Pino Decina (pictured), president and founder at Falcon Ridge Management, told Canadian Mortgage Professional that a noteworthy trend of late had been the development of homes to accommodate multiple family members, such as parents along with their 20- or 30-something children.
“Typically, [the children] would move out of the house and purchase a condo,” he said. “[Now] they’re sharing a dwelling, whether it be building a purpose-built duplex, a home with a laneway home in the back or coach house.
“That type of thing is becoming more prominent right now on the construction side, which again tells me that families are looking at other, better ways when it comes to affordability.”
As of 2021, there were 986,400 Canadian households with more than one generation living in their property, according to the latest census – up 45% compared with two decades earlier.

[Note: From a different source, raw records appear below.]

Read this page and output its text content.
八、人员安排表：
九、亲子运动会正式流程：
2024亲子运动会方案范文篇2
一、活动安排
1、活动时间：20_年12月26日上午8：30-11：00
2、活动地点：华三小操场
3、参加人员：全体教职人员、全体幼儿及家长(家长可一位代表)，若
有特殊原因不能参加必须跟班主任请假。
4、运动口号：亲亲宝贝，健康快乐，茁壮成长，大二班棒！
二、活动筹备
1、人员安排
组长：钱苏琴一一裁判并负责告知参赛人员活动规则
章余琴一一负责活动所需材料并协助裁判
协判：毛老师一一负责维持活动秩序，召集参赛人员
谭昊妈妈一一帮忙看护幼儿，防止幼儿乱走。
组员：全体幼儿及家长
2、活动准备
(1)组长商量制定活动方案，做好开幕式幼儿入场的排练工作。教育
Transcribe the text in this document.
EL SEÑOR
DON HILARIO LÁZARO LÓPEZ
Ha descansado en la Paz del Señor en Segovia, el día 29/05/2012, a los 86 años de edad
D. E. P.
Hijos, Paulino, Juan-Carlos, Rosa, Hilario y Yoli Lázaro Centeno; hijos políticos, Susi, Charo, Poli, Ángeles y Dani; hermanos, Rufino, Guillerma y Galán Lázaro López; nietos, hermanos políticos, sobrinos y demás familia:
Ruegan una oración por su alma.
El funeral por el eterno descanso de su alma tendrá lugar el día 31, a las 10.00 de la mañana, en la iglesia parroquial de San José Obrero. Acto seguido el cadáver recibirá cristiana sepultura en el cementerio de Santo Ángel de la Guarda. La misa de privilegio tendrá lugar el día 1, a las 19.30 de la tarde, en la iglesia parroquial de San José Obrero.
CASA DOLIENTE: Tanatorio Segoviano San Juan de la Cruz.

That’s partly because affordability challenges have become so steep for many aspiring homeowners, with multigenerational living arrangements offering a solution when many Canadians are unable to afford a mortgage on their own, according to Decina.
“If you can pull together incomes from a mom, a dad, son or daughter, and spouse – well, suddenly, you have four incomes contributing to mortgage payments,” he said. “I think it’s a product of where the market is going with the price of housing.
“Even though things have settled down, we’ve already seen, since March, a small bump up in certain areas, and I don’t think anybody wants that right now. A steady market would be the preferred route. But inevitably, even if it is a steady market, the cost of living is certainly getting more and more expensive, so it’s nice to see families are giving more and more thought before they jump into homeownership.”
Jason Mercer, TRREB’s chief market analyst, told Canadian Mortgage Professional that despite the uncertain economic climate, borrowers are still likely to face a more positive landscape moving into next year.https://t.co/jEYC0JWTyM— Canadian Mortgage Professional Magazine (@CMPmagazine) May 23, 2023
Multigenerational arrangements offering a solution to supply crisis
Another factor behind the rise of multigenerational properties is Canada’s constant lack of housing supply, a problem that has bedevilled the market for years. Canada Mortgage and Housing Corporation (CMHC) has recently painted a grim picture on the outlook for home construction, especially in and around the country’s largest cities, and Decina said building properties to house multiple generations is an appealing option in that climate.
“When you can look in the GTA [Greater Toronto Area] and find, in a neighbourhood, perhaps an older home that’s pretty much at the end of its lifespan… you think about the options of what you can rebuild instead of building a single-family home,” he said. “Laneway, coach houses, permits for these are becoming much easier from the municipalities and so it does present multigenerational home options for a lot of these families.”
What’s more, families that avail of multigenerational home construction options are often able to develop a larger living space for each of the residents living on the property, Decina added, than they might encounter in a cramped city apartment or condo.
“The product is beautiful,” he said. “Even if the parents take the main home and the laneway house goes to the son or daughter and spouse, instead of a 400- or 500-square-foot condo, they’re getting a nice 1200-to-1500-square-foot detached dwelling with perhaps two stories. It’s a much better option, so it seems to be much more popular right now.”
Where are multigenerational homes most common in Canada?
The nearly one million multigenerational household types accounted for about 7% of all homes in Canada in 2021, according to Statistics Canada.
Census Mapper said First Nation reservations accounted for the highest shares of multigenerational households, while Brampton, Ontario had the largest percentage of multigenerational households among cities with at least 10,000.
There, 14.3% of households were made up of multiple generations, compared with 9.6% in Surrey, British Columbia and 9.5% in Markham, Ontario.